When Alvaro Cassinelli, the winner of the 2011 grand prize at Laval Virtual, the largest annual Virtual Reality conference, was asked by the Guardian what motivated him to develop a platform using Augmented Reality and everyday objects to represent a user's request, his reply revealed something to which we should all pay attention.
Cassinelli said "non-verbal communication was (and still is) the most reliable device I have when I want to avoid ambiguity in everyday situations." He was referring to the fact that as a South American living in Japan, there are many times when communication is unclear.
One doesn't have to be living with cultural and linguistic barriers to need gestures. I learned the value of technology-assisted non-verbal communications 20 years ago. During one of my first sessions using a personal videoconferencing system in my home office with a client who was then working at Apple, his words and his gesture did not align! He said "maybe" in response to a recommendation I made, but the posture of his head and the position of his hands said "no way." This was an "ah ha" moment that convinced me how valuable technology could be to share non-verbal communications when meetings involve a remote participant.
In 2004, when I started working with the partners of the EU funded (FP 6) Augmented Multiparty Interaction project, one of the objectives of using computer vision was to analyze the non-verbal communications in gestures and to compare these with the spoken words during a business meeting. One of the conclusions of the project's research was that computers can detect when there is a discrepancy between verbal and non-verbal signals, but they cannot determine which of the two messages is the one the user intended to communicate.
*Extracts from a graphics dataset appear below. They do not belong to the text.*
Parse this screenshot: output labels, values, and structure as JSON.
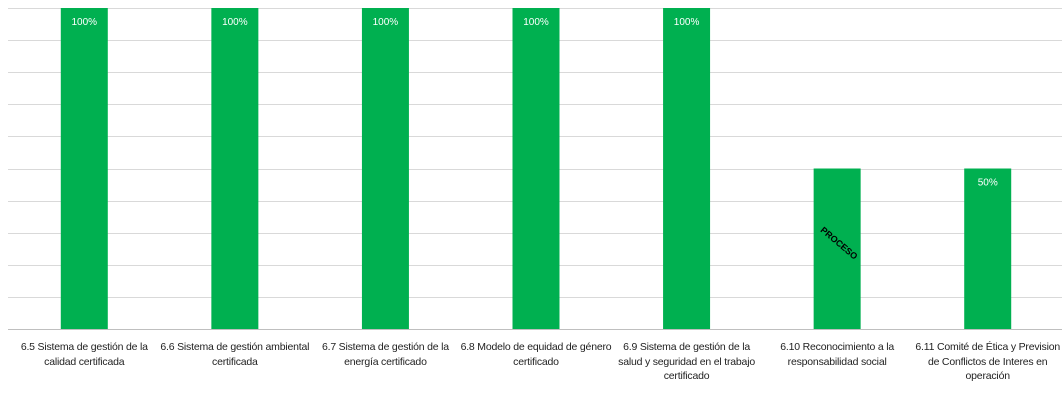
{
  "chart_data": {
    "type": "bar",
    "title": "",
    "xlabel": "",
    "ylabel": "",
    "ylim": [
      0,
      100
    ],
    "grid": true,
    "legend": "none",
    "categories": [
      "6.5 Sistema de gestión de la calidad certificada",
      "6.6 Sistema de gestión ambiental certificada",
      "6.7 Sistema de gestión de la energía certificado",
      "6.8 Modelo de equidad de género certificado",
      "6.9 Sistema de gestión de la salud y seguridad en el trabajo certificado",
      "6.10 Reconocimiento a la responsabilidad social",
      "6.11 Comité de Ética y Prevision de Conflictos de Interes en operación"
    ],
    "values": [
      100,
      100,
      100,
      100,
      100,
      50,
      50
    ],
    "data_labels": [
      "100%",
      "100%",
      "100%",
      "100%",
      "100%",
      "PROCESO",
      "50%"
    ],
    "bar_color": "#00b050",
    "grid_color": "#d9d9d9"
  }
}
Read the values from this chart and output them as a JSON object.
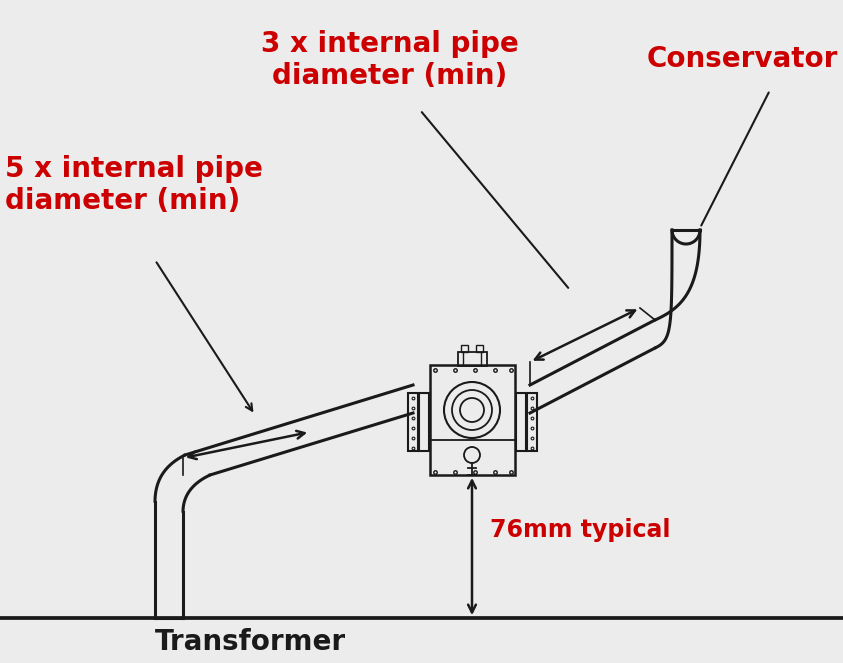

If and when gestures become a way of communicating our instructions to a digital assistant, will we all need to learn to use the same gestures? or will we individually train the systems watching us to recognize the gestures we designate? These are a few of questions I raised in the position paper AR Human Interfaces: The Case of Gestures. I don't have the answers to these questions, but I'm certain that it will take multiple disciplines working together over many iterations to get us to an optimal balance of standard and personal gestures, just as we have in other forms of communication.
Cassinelli won a prize for innovation and I'm confident that he's on to something, but it will be several more years before gestures are reliable for man-machine interfaces.